10.11.09

Tarihî Roman: Eşhebin Pençesinde (bölüm 4)

Eşhebin Pençesinde


Tekmili Birden 5 Kısım!


______________________________________________


İlk 3 Bölümün Topu: BÖLÜM 1 | BÖLÜM 2 | BÖLÜM 3


Üçüncü Bölümün Özeti: Cünêyd-Bilent müsabakasının ilk raundu tam bitmişken Ken yanlısı paramiliterler salonu basıyor. Bilent ve diğer gençler cengaverce savaşırken Cünêyd bir kenara pısıyor.

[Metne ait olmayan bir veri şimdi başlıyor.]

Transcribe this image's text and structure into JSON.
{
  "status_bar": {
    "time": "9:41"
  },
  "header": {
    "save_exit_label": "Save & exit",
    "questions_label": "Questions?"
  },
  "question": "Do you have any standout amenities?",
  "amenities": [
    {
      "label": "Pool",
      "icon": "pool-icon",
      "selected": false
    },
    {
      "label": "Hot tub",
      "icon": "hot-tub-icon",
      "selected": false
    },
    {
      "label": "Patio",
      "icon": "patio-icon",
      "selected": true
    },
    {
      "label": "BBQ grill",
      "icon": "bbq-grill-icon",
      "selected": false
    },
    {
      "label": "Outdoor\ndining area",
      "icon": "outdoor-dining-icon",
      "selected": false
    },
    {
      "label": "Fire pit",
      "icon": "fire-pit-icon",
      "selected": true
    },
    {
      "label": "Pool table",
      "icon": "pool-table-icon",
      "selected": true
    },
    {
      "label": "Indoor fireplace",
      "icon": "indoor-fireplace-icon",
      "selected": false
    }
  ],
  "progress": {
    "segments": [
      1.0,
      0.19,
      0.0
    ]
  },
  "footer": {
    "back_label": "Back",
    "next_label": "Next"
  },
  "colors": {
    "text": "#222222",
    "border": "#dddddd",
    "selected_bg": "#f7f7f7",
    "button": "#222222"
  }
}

Kavganın tam ortasında polis üniformalı dayılar salonu basıp kimlik kontorlü yapıyorlar. Bütün çocukları trenlere doldurup bilinmeyen sürüyorlar. Cüneyd bunları, saklandığı kolonun arkasından izliyor. Daha sonra üniformalar çıkıyor ve alttan kan donduran kahverengi memur elbiseleri gözüküyor. Salonu basıp çocukların soyunu kıranların polis değil Teşkilat-ı Mahsusa olduğu anlaşılıyor. Cüneyd, teşkilat kuvvetlerinin kovboy şapkalı komutanının adının Kunter olduğunu duyuyor, kendinden geçiyor...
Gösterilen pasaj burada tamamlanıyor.